Разбойники поглядывали на Айзенбах, как голодный на кусок пирога — слишком большой, чтобы можно было проглотить одним махом. У Варфоломея чуть слюни не потекли, когда он прошел по мосту, заплатив городской страже пошлину за вход — откуда-то из-под лохмотьев вытащил несколько затертых монет.

В поисках харчевни вышли на площадь — тесную даже для такого маленького городка, как Айзенбах, — и попали на представление бродячих комедиантов.

Телега загромоздила подходы к маленькому фонтану, посреди которого высилась новенькая деревянная статуя святого Георгия, раскрашенная синей, золотой и красной краской. На телеге, чтобы всем было видно, разместился механический театр.

Нищенствующие подвижники затесались в толпу зевак и, задрав головы, с интересом уставились на спектакль.

Ремедий дернул Бальтазара за рукав, шепотом спросил:

— Сегодня что, воскресенье?

Бальтазар пожал плечами.

— Наверное…

Ремедий что-то посчитал про себя, загибая пальцы. Охнул.

— Третьего дня, стало быть, пятница была…

— Ты что, Ремедий Гааз, совсем дурак? — раздраженно сказал Бальтазар.
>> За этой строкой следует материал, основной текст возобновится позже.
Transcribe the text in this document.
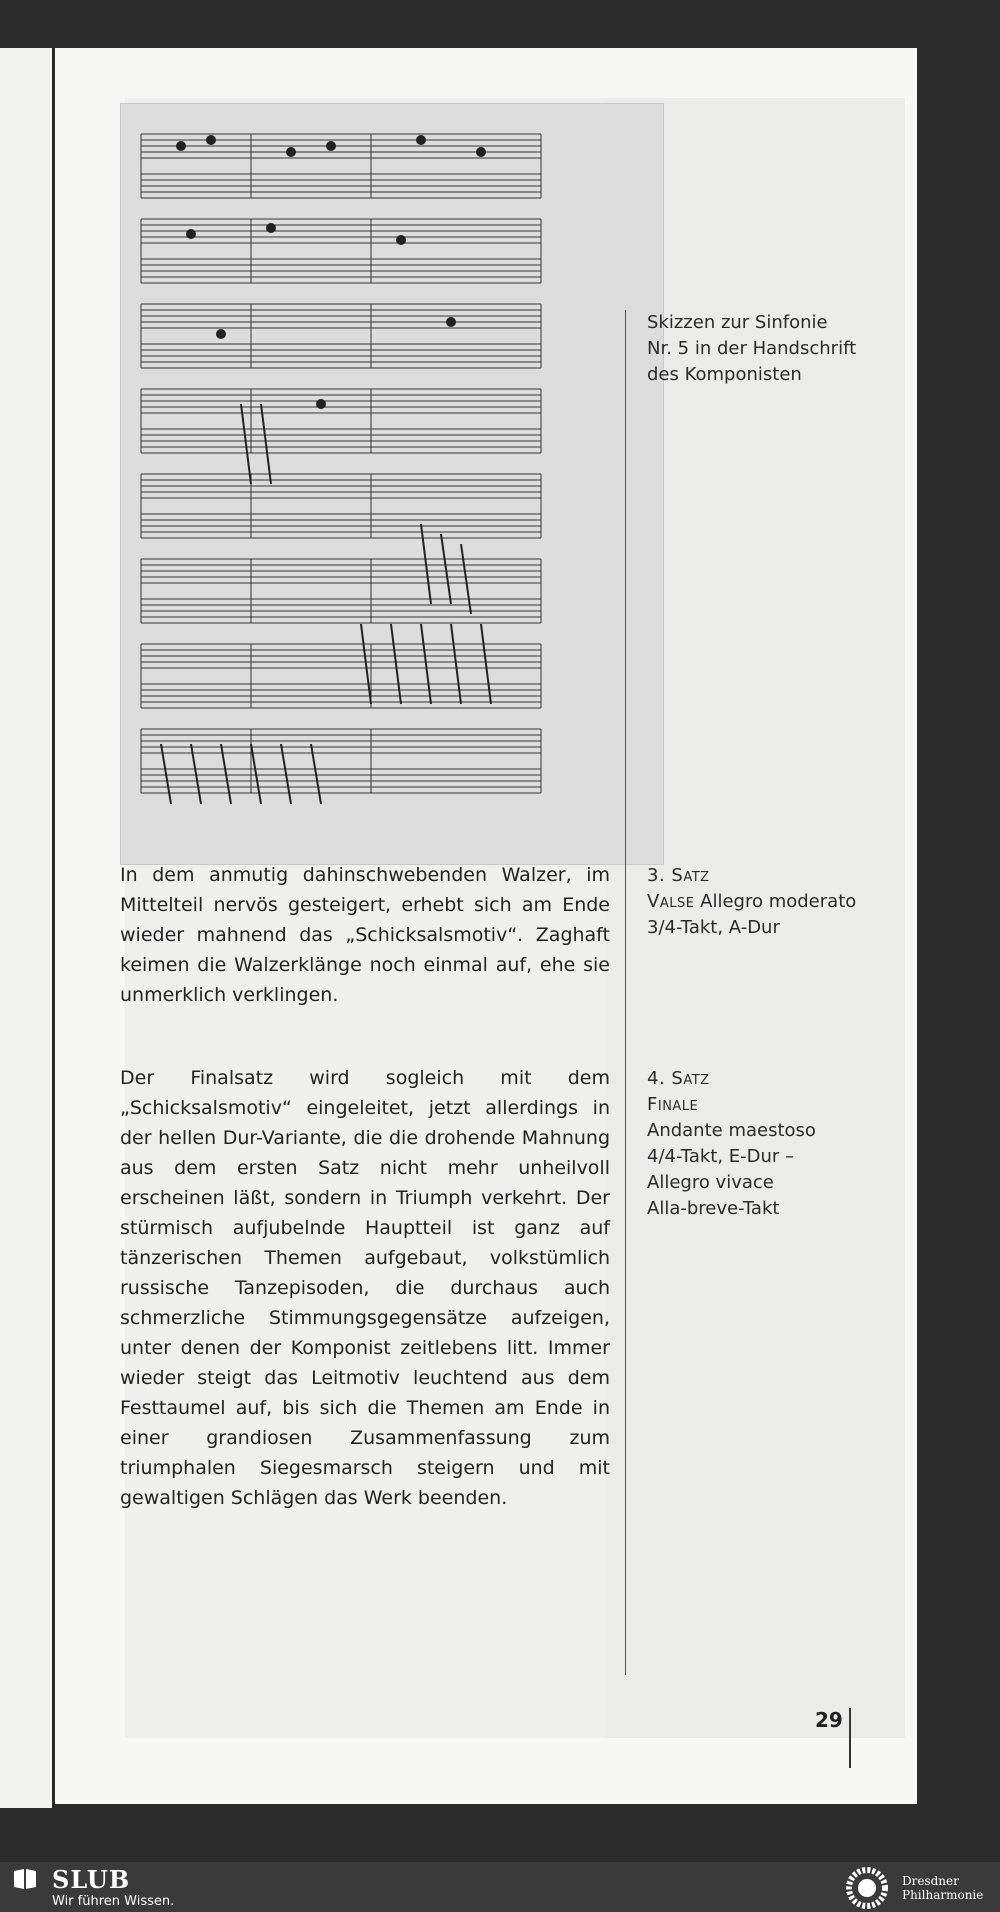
Skizzen zur Sinfonie
Nr. 5 in der Handschrift
des Komponisten

In dem anmutig dahinschwebenden Walzer, im Mittelteil nervös gesteigert, erhebt sich am Ende wieder mahnend das „Schicksalsmotiv“. Zaghaft keimen die Walzerklänge noch einmal auf, ehe sie unmerklich verklingen.

Der Finalsatz wird sogleich mit dem „Schicksalsmotiv“ eingeleitet, jetzt allerdings in der hellen Dur-Variante, die die drohende Mahnung aus dem ersten Satz nicht mehr unheilvoll erscheinen läßt, sondern in Triumph verkehrt. Der stürmisch aufjubelnde Hauptteil ist ganz auf tänzerischen Themen aufgebaut, volkstümlich russische Tanzepisoden, die durchaus auch schmerzliche Stimmungsgegensätze aufzeigen, unter denen der Komponist zeitlebens litt. Immer wieder steigt das Leitmotiv leuchtend aus dem Festtaumel auf, bis sich die Themen am Ende in einer grandiosen Zusammenfassung zum triumphalen Siegesmarsch steigern und mit gewaltigen Schlägen das Werk beenden.

3. Satz
Valse Allegro moderato
3/4-Takt, A-Dur
4. Satz
Finale
Andante maestoso
4/4-Takt, E-Dur –
Allegro vivace
Alla-breve-Takt
29
SLUB
Wir führen Wissen.
Dresdner
Philharmonie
Ремедий кивнул, искренне удрученный.

— Я мясо ел, — сказал он. — В постный день.

— Какое мясо?

— Эркенбальдины потроха, — пояснил Ремедий и плюнул от души. — Проклятая баба, загонит меня-таки в ад…

Бальтазар даже отвечать не стал. Что с дураком разговаривать. Он хотел посмотреть театр.

Разомкнулись деревянные шторки, открывая спрятанный в тяжелом резном корпусе вертеп, где жили своей таинственной жизнью два деревянных шута и большое тележное колесо. И шут в красном колпаке обхватил обод колеса, пытаясь вскарабкаться наверх; и шут в синем колпаке уцепился за колесо с другой стороны, стараясь обернуть его на себя. Несколько секунд колесо хранило равновесие, а потом стало поворачиваться, вознося красного шута и подминая синего.

— Что наверху, то внизу, — с важным видом произнес Михаэль Клостерле, наблюдая за механическими фигурами.

Представление в маленьком вертепе заканчивалось. Синий шут лежал раздавленный под колесом, на его курточке проступило багровое пятно, из нарисованного рта вытекла струйка нарисованной крови. Красный его соперник лежал животом на вершине и победно болтал руками и ногами.

— Что было наверху, окажется внизу, — сказал Михаэль.

— В таком случае, какой смысл в победе, если она всего лишь на миг? — поинтересовался наместник Варфоломей, который за эти дни полюбил философствовать на пару с новообращенным.

— Если колесо повернется снова, чтобы сбросить победителя, оно вознесет на вершину раздавленный труп, — медленно и значительно проговорил Клостерле. — Подумай сам, велик ли смысл оказаться наверху первым?